REPLICATION&FIT     Replication     Fit     Notes



I replicated the first Bell Curve statistical analysis, a logistic regression using a model--AGE, Armed Services Qualifying Exam (AFQT), and a socioeconomic index (SES) scores--to predict whether certain NLSY cases lived above or below the POVERTY level; HM's Appendix 4 contains JMP--their statistical software--output from this (p. 622) and other analyses. I read the variables "zAFQT," "zSES," "zAGE," and "POV89"--from the file NATION.TXT made available by Murray--in STATA, and, following the book (Appendix 2, pp. 593-604), excluded all but white non-students without missing values--and then empirically discovered that by also excluding all but NLSY X-Sectional(N=3367) cases, I got numbers identical down to four significant digits.
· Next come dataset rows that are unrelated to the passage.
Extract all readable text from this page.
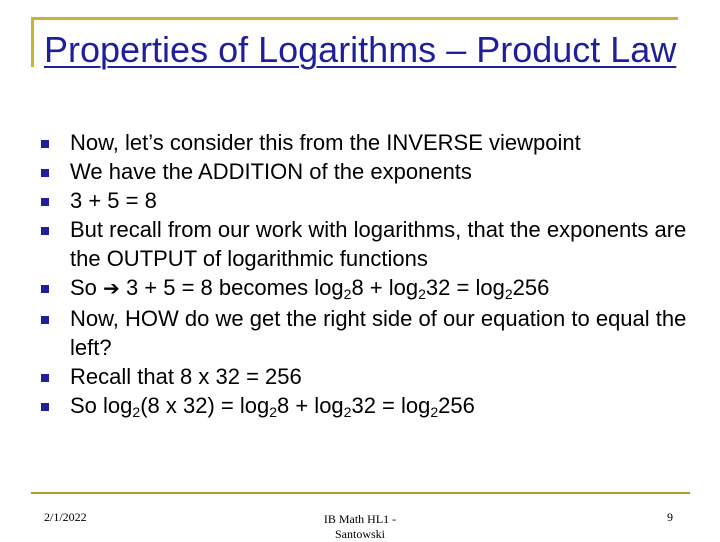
Properties of Logarithms – Product Law
Now, let’s consider this from the INVERSE viewpoint
We have the ADDITION of the exponents
3 + 5 = 8
But recall from our work with logarithms, that the exponents are the OUTPUT of logarithmic functions
So ➔ 3 + 5 = 8 becomes $\log_28 + \log_232 = \log_2256$
Now, HOW do we get the right side of our equation to equal the left?
Recall that 8 x 32 = 256
So $\log_2(8$ x $32) = \log_28 + \log_232 = \log_2256$
2/1/2022	IB Math HL1 - Santowski
9
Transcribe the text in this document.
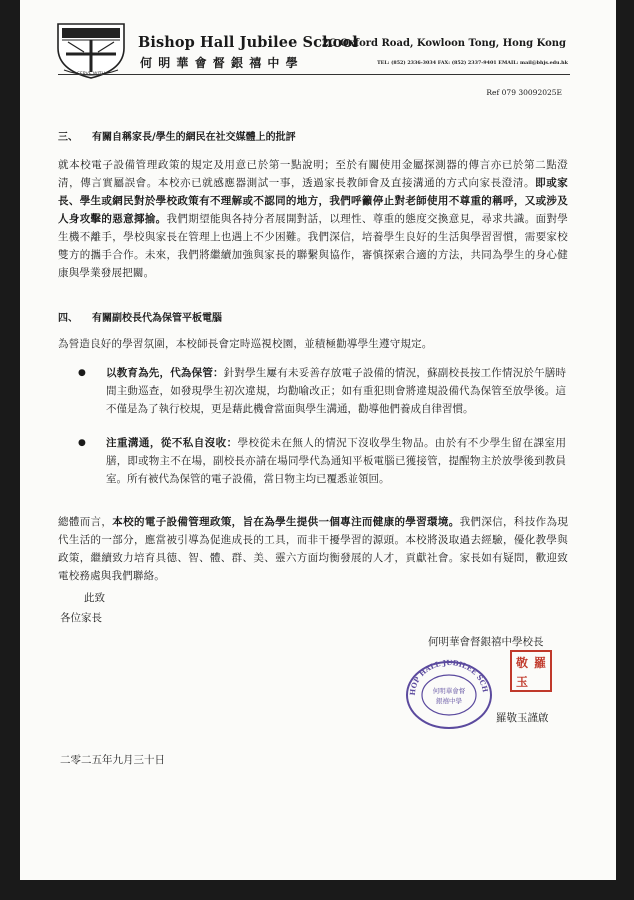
SERVE WITH
Bishop Hall Jubilee School
何明華會督銀禧中學
2C Oxford Road, Kowloon Tong, Hong Kong
TEL: (852) 2336-3034 FAX: (852) 2337-9401 EMAIL: mail@bhjs.edu.hk
Ref 079 30092025E
三、 有關自稱家長/學生的網民在社交媒體上的批評
就本校電子設備管理政策的規定及用意已於第一點說明；至於有關使用金屬探測器的傳言亦已於第二點澄清，傳言實屬誤會。本校亦已就感應器測試一事，透過家長教師會及直接溝通的方式向家長澄清。即或家長、學生或網民對於學校政策有不理解或不認同的地方，我們呼籲停止對老師使用不尊重的稱呼，又或涉及人身攻擊的惡意揶揄。我們期望能與各持分者展開對話，以理性、尊重的態度交換意見，尋求共識。面對學生機不離手，學校與家長在管理上也遇上不少困難。我們深信，培養學生良好的生活與學習習慣，需要家校雙方的攜手合作。未來，我們將繼續加強與家長的聯繫與協作，審慎探索合適的方法，共同為學生的身心健康與學業發展把關。
四、 有關副校長代為保管平板電腦
為營造良好的學習氛圍，本校師長會定時巡視校園，並積極勸導學生遵守規定。
● 以教育為先，代為保管：針對學生屢有未妥善存放電子設備的情況，蘇副校長按工作情況於午膳時間主動巡查，如發現學生初次違規，均勸喻改正；如有重犯則會將違規設備代為保管至放學後。這不僅是為了執行校規，更是藉此機會當面與學生溝通，勸導他們養成自律習慣。
● 注重溝通，從不私自沒收：學校從未在無人的情況下沒收學生物品。由於有不少學生留在課室用膳，即或物主不在場，副校長亦請在場同學代為通知平板電腦已獲接管，提醒物主於放學後到教員室。所有被代為保管的電子設備，當日物主均已覆悉並領回。
總體而言，本校的電子設備管理政策，旨在為學生提供一個專注而健康的學習環境。我們深信，科技作為現代生活的一部分，應當被引導為促進成長的工具，而非干擾學習的源頭。本校將汲取過去經驗，優化教學與政策，繼續致力培育具德、智、體、群、美、靈六方面均衡發展的人才，貢獻社會。家長如有疑問，歡迎致電校務處與我們聯絡。
此致
各位家長
何明華會督銀禧中學校長
HOP HALL JUBILEE SCH
何明華會督
銀禧中學
羅
敬
玉
羅敬玉謹啟
二零二五年九月三十日
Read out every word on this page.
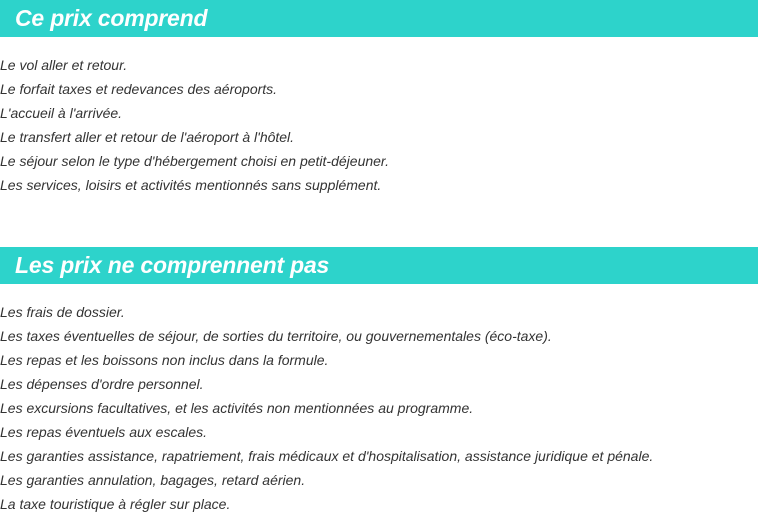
Ce prix comprend
Le vol aller et retour.
Le forfait taxes et redevances des aéroports.
L'accueil à l'arrivée.
Le transfert aller et retour de l'aéroport à l'hôtel.
Le séjour selon le type d'hébergement choisi en petit-déjeuner.
Les services, loisirs et activités mentionnés sans supplément.
Les prix ne comprennent pas
Les frais de dossier.
Les taxes éventuelles de séjour, de sorties du territoire, ou gouvernementales (éco-taxe).
Les repas et les boissons non inclus dans la formule.
Les dépenses d'ordre personnel.
Les excursions facultatives, et les activités non mentionnées au programme.
Les repas éventuels aux escales.
Les garanties assistance, rapatriement, frais médicaux et d'hospitalisation, assistance juridique et pénale.
Les garanties annulation, bagages, retard aérien.
La taxe touristique à régler sur place.
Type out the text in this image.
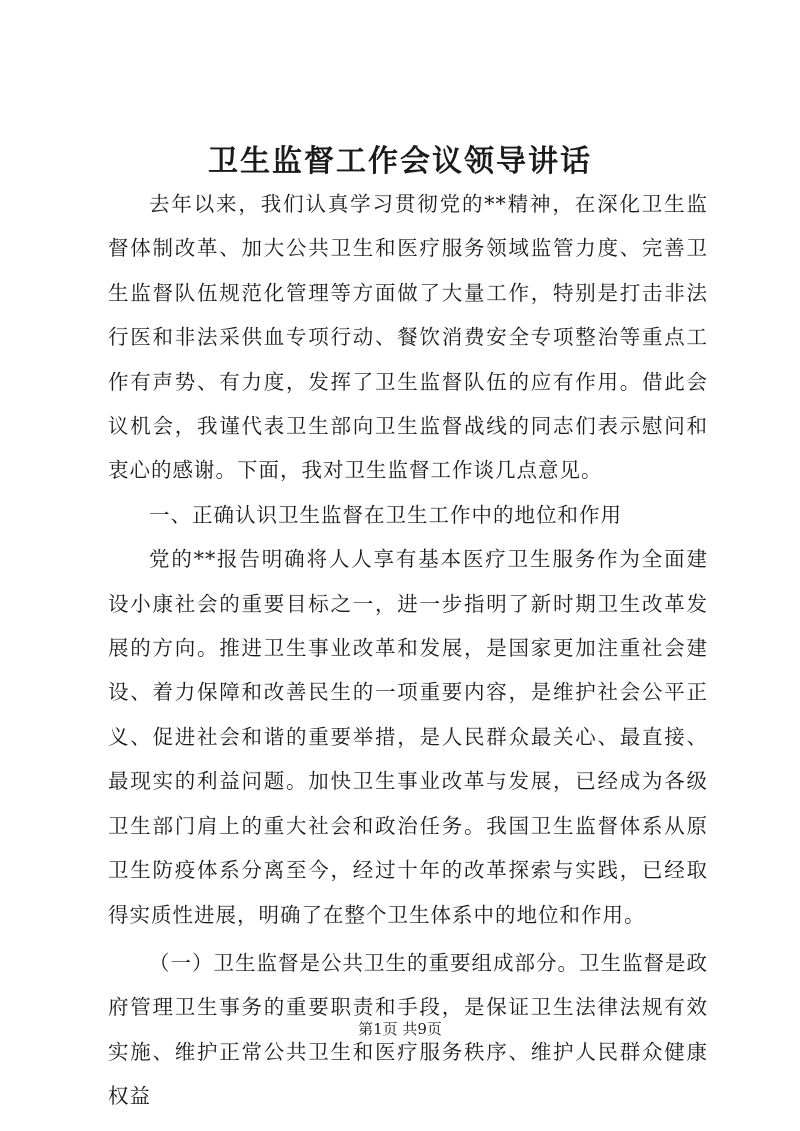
卫生监督工作会议领导讲话

去年以来，我们认真学习贯彻党的**精神，在深化卫生监督体制改革、加大公共卫生和医疗服务领域监管力度、完善卫生监督队伍规范化管理等方面做了大量工作，特别是打击非法行医和非法采供血专项行动、餐饮消费安全专项整治等重点工作有声势、有力度，发挥了卫生监督队伍的应有作用。借此会议机会，我谨代表卫生部向卫生监督战线的同志们表示慰问和衷心的感谢。下面，我对卫生监督工作谈几点意见。

一、正确认识卫生监督在卫生工作中的地位和作用

党的**报告明确将人人享有基本医疗卫生服务作为全面建设小康社会的重要目标之一，进一步指明了新时期卫生改革发展的方向。推进卫生事业改革和发展，是国家更加注重社会建设、着力保障和改善民生的一项重要内容，是维护社会公平正义、促进社会和谐的重要举措，是人民群众最关心、最直接、最现实的利益问题。加快卫生事业改革与发展，已经成为各级卫生部门肩上的重大社会和政治任务。我国卫生监督体系从原卫生防疫体系分离至今，经过十年的改革探索与实践，已经取得实质性进展，明确了在整个卫生体系中的地位和作用。

（一）卫生监督是公共卫生的重要组成部分。卫生监督是政府管理卫生事务的重要职责和手段，是保证卫生法律法规有效实施、维护正常公共卫生和医疗服务秩序、维护人民群众健康权益

第1页 共9页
_another brick in the wall_ -Pink Floyd

This section shows my replication--in the sense of duplicating the numbers published in the book--of HM's POVERTY analysis; the classification table from this analysis shows that their model predicted none of the cases living below the POVERTY level correctly. Note 1 shows the classification table resulting from replicating--in the sense of repeating a procedure--HM's model variables as predictors of POVERTY on an independent group of NLSY Supplemental(N=1067) subjects; this table shows that HM's model predicted less than 10% of the subjects living below POVERTY correctly. Since HM's statistical analysis says little--in the independent group replication--to nothing--in the published analysis--about subjects in the two subsamples living below POVERTY, interpretation of its model variable coefficients (Chapter 5, p. 127) is unwarranted.


Table 2--created by pasting HTML tags into my STATA output (click here for documentation)--shows that I got the same numbers HM published (The Bell Curve, Appendix 4, p. 622). The variable coefficients (column 2), standard errors (column 3), and p--probability--values (column 5) in Table 2 agree with theirs down to four significant digits.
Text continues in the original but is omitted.